Peran public relations dalam komunikasi pemasaran terpadu

advertisement
BAB VI
KESIMPULAN DAN SARAN
6.1
Kesimpulan
Dalam menghadapi persaingan yang semakin ketat, yakni dengan adanya
kompetitor yang memiliki produk dan desain outlet yang sama, seperti Kebab
Kings, Kebab Abror Madina dll maka perusahaan harus menyusun strategi
pemasaran yang tepat, disamping menekan cost production juga melaksanakan
strategi promosi salah satunya menggunakan peran public relations yang sudah
dilakukan PT KTBR dalam memperkenalkan produk Kebab Turki kepada calon
pembeli hak usaha (franchisee), tetapi peran PR dalam rangka membangun suatu
hubungan timbal balik yang baik antara PT KTBR sampai kepada pembeli (end
user) belum maksimal, karena franchisor melihat franchisee sebagai end usernya, sehingga praktis tidak ada lagi aktivitas PR yang berperan disetiap outlet
dalam mempromosikan produk Kebab itu sendiri.

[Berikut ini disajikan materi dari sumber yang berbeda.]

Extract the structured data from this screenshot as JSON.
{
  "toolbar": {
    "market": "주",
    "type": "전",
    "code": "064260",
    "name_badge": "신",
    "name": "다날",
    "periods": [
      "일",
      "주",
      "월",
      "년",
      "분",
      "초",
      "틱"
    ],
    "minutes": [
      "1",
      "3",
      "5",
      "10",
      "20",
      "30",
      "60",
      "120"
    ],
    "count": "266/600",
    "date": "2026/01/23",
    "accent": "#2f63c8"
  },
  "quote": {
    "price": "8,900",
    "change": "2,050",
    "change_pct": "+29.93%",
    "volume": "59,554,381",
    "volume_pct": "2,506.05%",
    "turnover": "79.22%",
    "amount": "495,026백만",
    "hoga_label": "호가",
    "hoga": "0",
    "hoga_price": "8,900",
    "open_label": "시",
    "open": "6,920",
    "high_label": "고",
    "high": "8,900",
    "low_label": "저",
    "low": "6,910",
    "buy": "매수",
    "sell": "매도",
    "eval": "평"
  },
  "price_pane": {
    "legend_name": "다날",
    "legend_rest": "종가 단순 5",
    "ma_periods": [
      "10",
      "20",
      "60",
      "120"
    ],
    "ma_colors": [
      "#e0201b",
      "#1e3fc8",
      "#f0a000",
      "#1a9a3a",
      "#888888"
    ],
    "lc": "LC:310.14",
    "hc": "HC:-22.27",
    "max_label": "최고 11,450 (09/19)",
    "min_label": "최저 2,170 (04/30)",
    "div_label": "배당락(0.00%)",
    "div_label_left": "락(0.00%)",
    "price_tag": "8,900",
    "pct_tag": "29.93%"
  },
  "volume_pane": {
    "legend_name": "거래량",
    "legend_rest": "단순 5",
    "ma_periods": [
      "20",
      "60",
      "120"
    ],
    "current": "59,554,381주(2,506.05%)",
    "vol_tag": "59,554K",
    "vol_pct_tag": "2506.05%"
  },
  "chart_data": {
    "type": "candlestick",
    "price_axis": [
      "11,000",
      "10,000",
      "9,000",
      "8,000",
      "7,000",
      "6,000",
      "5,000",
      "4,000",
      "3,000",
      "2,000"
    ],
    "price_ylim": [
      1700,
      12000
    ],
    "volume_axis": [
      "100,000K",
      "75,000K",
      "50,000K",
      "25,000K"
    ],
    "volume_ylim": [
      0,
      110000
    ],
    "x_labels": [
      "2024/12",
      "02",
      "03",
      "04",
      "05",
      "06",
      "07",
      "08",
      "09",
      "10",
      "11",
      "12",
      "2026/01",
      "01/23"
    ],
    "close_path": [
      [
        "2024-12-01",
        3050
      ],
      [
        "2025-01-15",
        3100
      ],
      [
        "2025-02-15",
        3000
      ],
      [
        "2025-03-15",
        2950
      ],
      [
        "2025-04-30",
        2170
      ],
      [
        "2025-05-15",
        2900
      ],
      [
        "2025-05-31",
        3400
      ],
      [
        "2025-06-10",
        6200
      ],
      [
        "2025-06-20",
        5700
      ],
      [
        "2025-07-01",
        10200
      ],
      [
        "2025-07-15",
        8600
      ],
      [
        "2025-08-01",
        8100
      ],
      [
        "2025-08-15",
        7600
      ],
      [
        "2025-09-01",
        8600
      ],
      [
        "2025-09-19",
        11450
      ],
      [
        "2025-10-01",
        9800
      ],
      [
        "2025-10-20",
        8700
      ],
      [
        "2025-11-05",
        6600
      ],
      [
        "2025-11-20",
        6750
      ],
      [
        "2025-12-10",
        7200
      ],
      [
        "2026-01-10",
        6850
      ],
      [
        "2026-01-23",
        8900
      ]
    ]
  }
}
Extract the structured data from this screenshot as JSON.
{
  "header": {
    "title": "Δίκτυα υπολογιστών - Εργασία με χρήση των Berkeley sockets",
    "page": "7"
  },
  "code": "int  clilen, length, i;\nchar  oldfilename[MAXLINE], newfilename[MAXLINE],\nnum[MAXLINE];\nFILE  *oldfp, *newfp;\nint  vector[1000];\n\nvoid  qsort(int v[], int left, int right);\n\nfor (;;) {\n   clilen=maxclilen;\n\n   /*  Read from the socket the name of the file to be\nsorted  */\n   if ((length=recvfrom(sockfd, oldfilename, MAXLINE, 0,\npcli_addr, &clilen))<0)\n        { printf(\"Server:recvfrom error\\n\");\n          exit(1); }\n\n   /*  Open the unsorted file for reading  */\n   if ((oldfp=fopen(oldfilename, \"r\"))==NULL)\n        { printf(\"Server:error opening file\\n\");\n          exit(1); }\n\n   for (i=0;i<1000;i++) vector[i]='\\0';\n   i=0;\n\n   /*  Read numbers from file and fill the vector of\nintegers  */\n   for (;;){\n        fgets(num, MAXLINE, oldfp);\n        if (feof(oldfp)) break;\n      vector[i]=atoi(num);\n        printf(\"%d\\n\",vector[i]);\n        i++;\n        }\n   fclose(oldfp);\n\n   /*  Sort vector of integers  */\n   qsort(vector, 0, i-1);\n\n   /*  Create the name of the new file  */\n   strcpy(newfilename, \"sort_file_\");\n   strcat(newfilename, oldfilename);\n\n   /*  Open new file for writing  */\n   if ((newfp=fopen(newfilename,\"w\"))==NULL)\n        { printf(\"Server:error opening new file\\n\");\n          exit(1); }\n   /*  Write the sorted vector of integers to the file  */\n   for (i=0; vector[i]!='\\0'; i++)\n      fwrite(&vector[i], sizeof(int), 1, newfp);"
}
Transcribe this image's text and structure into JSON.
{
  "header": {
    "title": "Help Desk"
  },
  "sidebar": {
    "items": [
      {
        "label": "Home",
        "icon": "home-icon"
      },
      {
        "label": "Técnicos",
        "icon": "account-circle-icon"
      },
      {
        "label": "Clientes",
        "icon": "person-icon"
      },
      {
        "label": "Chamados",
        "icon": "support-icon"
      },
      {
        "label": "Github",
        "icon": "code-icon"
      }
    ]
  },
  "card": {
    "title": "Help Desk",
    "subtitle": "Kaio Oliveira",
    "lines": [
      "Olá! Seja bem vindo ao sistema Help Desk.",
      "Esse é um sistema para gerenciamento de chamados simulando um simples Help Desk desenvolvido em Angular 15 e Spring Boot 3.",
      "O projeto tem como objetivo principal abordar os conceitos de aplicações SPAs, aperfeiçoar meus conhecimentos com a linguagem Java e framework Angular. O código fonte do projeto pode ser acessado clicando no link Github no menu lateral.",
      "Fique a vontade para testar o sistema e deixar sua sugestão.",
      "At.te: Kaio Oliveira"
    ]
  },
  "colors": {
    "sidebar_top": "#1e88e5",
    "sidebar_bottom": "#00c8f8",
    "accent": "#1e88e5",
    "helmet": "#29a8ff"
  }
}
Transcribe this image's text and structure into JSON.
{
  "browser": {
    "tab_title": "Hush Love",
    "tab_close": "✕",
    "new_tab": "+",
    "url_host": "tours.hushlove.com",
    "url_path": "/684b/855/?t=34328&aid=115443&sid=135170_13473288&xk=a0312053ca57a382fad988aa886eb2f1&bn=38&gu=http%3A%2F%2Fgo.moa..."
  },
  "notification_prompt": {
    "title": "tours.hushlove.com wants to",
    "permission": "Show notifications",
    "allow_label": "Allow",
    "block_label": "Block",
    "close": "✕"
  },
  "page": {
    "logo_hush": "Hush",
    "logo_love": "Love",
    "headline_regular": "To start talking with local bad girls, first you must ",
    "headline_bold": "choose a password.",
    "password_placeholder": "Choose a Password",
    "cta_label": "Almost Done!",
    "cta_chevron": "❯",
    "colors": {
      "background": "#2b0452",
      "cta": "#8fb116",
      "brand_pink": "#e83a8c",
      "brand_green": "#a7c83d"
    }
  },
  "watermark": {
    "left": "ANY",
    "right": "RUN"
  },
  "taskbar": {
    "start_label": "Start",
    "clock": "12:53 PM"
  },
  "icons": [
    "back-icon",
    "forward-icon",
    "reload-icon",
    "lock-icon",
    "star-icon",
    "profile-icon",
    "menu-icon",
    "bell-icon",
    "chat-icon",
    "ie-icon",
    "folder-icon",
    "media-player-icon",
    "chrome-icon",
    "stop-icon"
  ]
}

Terkait dengan tanggung jawab PR dalam komunikasi pemasaran suatu
perusahaan, kegiatan PR PT Kebab Turki Baba Rafi yang meliputi pemberian
informasi dan edukasi memiliki peran penting yaitu berupaya memperoleh
pengertian, membangun kepercayaan, memberikan konsumen alasan untuk
membeli, dan memperoleh penerimaan konsumen atas produk atau jasa
perusahaan tersebut. Sehingga segala macam kegiatan PR dalam komunikasi
pemasaran terpadu ditujukan untuk mendukung upaya komunikasi pemasaran
perusahaan. Salah satu teknik yang dipergunakan PT KTBR adalah publisitas.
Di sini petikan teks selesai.